Government isn’t and shouldn’t be a private club of people who sit around board tables and hammer out the details of the laws, rules and regulations that citizens will live by. Granted, someone has to be responsible to do this important work.

Kudos to those who are willing and want to run for public office to take on that task. They often don’t get enough thanks.

With several positions either open or up for re-election in all the communities in the county, it’s a great time for people to examine whether they could give of themselves to shape the communities from seats in government.

The deadline for returning signed petitions is Feb. 23 to be on the April 10 ballot.

When people run and if elected, there’s an important thing to remember though.
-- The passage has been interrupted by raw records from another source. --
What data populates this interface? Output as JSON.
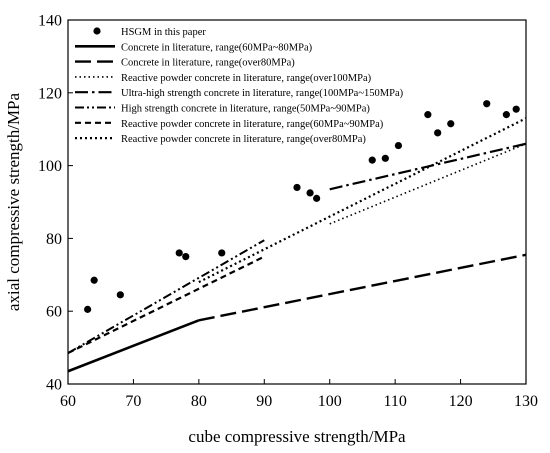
{
  "chart_data": {
    "type": "scatter",
    "xlabel": "cube compressive strength/MPa",
    "ylabel": "axial compressive strength/MPa",
    "xlim": [
      60,
      130
    ],
    "ylim": [
      40,
      140
    ],
    "x_ticks": [
      "60",
      "70",
      "80",
      "90",
      "100",
      "110",
      "120",
      "130"
    ],
    "y_ticks": [
      "40",
      "60",
      "80",
      "100",
      "120",
      "140"
    ],
    "x_tick_values": [
      60,
      70,
      80,
      90,
      100,
      110,
      120,
      130
    ],
    "y_tick_values": [
      40,
      60,
      80,
      100,
      120,
      140
    ],
    "legend_position": "top-left",
    "scatter": {
      "name": "HSGM in this paper",
      "points": [
        [
          63,
          60.5
        ],
        [
          64,
          68.5
        ],
        [
          68,
          64.5
        ],
        [
          77,
          76
        ],
        [
          78,
          75
        ],
        [
          83.5,
          76
        ],
        [
          95,
          94
        ],
        [
          97,
          92.5
        ],
        [
          98,
          91
        ],
        [
          106.5,
          101.5
        ],
        [
          108.5,
          102
        ],
        [
          110.5,
          105.5
        ],
        [
          115,
          114
        ],
        [
          116.5,
          109
        ],
        [
          118.5,
          111.5
        ],
        [
          124,
          117
        ],
        [
          127,
          114
        ],
        [
          128.5,
          115.5
        ]
      ]
    },
    "series": [
      {
        "name": "Concrete in literature, range(60MPa~80MPa)",
        "style": "solid",
        "x": [
          60,
          80
        ],
        "y": [
          43.5,
          57.5
        ]
      },
      {
        "name": "Concrete in literature, range(over80MPa)",
        "style": "longdash",
        "x": [
          80,
          130
        ],
        "y": [
          57.5,
          75.5
        ]
      },
      {
        "name": "Reactive powder concrete in literature, range(over100MPa)",
        "style": "densedot",
        "x": [
          100,
          130
        ],
        "y": [
          84,
          106
        ]
      },
      {
        "name": "Ultra-high strength concrete in literature, range(100MPa~150MPa)",
        "style": "dashdot",
        "x": [
          100,
          130
        ],
        "y": [
          93.5,
          106
        ]
      },
      {
        "name": "High strength concrete in literature, range(50MPa~90MPa)",
        "style": "dashdotdot",
        "x": [
          60,
          90
        ],
        "y": [
          48.5,
          79.5
        ]
      },
      {
        "name": "Reactive powder concrete in literature, range(60MPa~90MPa)",
        "style": "shortdash",
        "x": [
          60,
          90
        ],
        "y": [
          48.5,
          75
        ]
      },
      {
        "name": "Reactive powder concrete in literature, range(over80MPa)",
        "style": "dot",
        "x": [
          80,
          130
        ],
        "y": [
          68,
          113
        ]
      }
    ]
  }
}
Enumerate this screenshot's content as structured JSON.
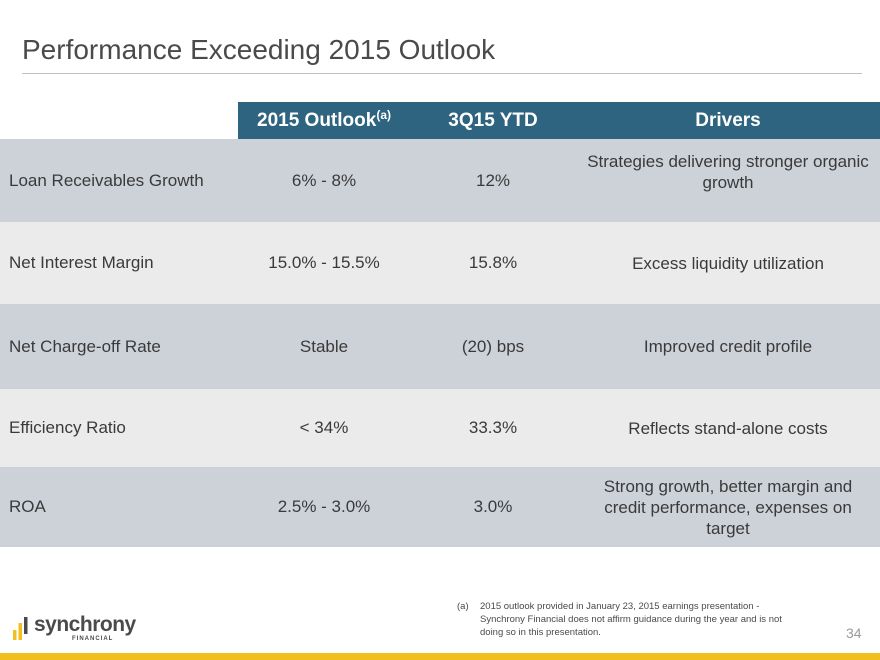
{
  "title": "Performance Exceeding 2015 Outlook",
  "table": {
    "headers": {
      "outlook": "2015 Outlook",
      "outlook_sup": "(a)",
      "ytd": "3Q15 YTD",
      "drivers": "Drivers"
    },
    "rows": [
      {
        "label": "Loan Receivables Growth",
        "outlook": "6% - 8%",
        "ytd": "12%",
        "drivers": "Strategies delivering stronger organic growth"
      },
      {
        "label": "Net Interest Margin",
        "outlook": "15.0% - 15.5%",
        "ytd": "15.8%",
        "drivers": "Excess liquidity utilization"
      },
      {
        "label": "Net Charge-off Rate",
        "outlook": "Stable",
        "ytd": "(20) bps",
        "drivers": "Improved credit profile"
      },
      {
        "label": "Efficiency Ratio",
        "outlook": "< 34%",
        "ytd": "33.3%",
        "drivers": "Reflects stand-alone costs"
      },
      {
        "label": "ROA",
        "outlook": "2.5% - 3.0%",
        "ytd": "3.0%",
        "drivers": "Strong growth, better margin and credit performance, expenses on target"
      }
    ]
  },
  "footnote": {
    "mark": "(a)",
    "text": "2015 outlook provided in January 23, 2015 earnings presentation - Synchrony Financial does not affirm guidance during the year and is not doing so in this presentation."
  },
  "page_number": "34",
  "logo": {
    "word": "synchrony",
    "sub": "FINANCIAL"
  },
  "colors": {
    "header_bg": "#2e6480",
    "row_dark": "#cdd1d8",
    "row_light": "#ebebeb",
    "accent_yellow": "#f2c01e"
  }
}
Working for citizens means working in public where regular folks can see and hear what is happening. I like the old adage, “Do the public’s work in public.”

No one should tolerate it any other way. If a person isn’t willing to be held accountable for their decisions made in government, they frankly shouldn’t run.

It sounds simple on the surface but sometimes things get mucked in the mire of human nature. For some reason, once someone is elected, there can be all kinds of reasons they don’t particularly want people to know exactly everything they talk about and stand for. They like to keep it private.

At the most recent city council meeting, the council, its lawyer Paul Lewis and administrator Don Whitman voted to go into executive session, citing the rule that lets them do so to talk about a personnel issue or a potential employee.

Come to find out, there wasn’t actually a person that they were talking about by name. Instead, they wanted to talk about the qualifications and expectations for a new city administrator. The city is closing applications yet this week for the position that will become vacant in April.

Executive sessions are secret. If any action is needed, the board must vote in public after coming out of the closed-door meeting.

Here’s another thing that people sometimes forget. A city council, school board or county commission can always have their discussion in public because they are not required to shut out you as citizens.

Could the council have talked about qualifications and expectations in public? Yep, easily. However, they have said that while they didn’t mention anyone by name, they thought someone in the public might be able to identify candidates who had applied just by describing some things about them.

What the council did talk about when it opened the doors again so the public could come back into the meeting room was how they as a council would be the one looking at candidates. Before that, the plan was that a committee of four would narrow down the applicants.

It also means that the Flandreau Development Corporation, which had asked to offer opinions on candidates when it comes to their economic development skills, won’t be involved in helping the city find its next administrator. Somewhere along the line, the city council came to that consensus but didn’t need to vote on it.

Whether you agree or disagree with that decision, it should be easy to see that there was never a reason to meet in private to talk about job candidates that haven’t even been through a vetting process at all. And certainly, we can hope the council didn’t talk in private about the FDC’s role in helping because that wouldn’t meet the requirements of an executive session.

Often people will say that members of every governmental body talk about things in closed sessions that they shouldn’t. It’s common and there’s nothing anyone can do, defenders say.

That’s not the expectations under state law and it shouldn’t be your expectations either.

The first step in terms of a solution is to elect government representatives that promise to get up from their chair and walk out of the room in protest if a government body is meeting in private about something that should be the public’s business. It fairly easy as caring citizens to show up at meetings and observe the workings of government.

Keeping the public’s business public is too valuable to ignore potential violations. It’s the citizen’s rights to monitor secrecy and demand accountability. You own it, after all.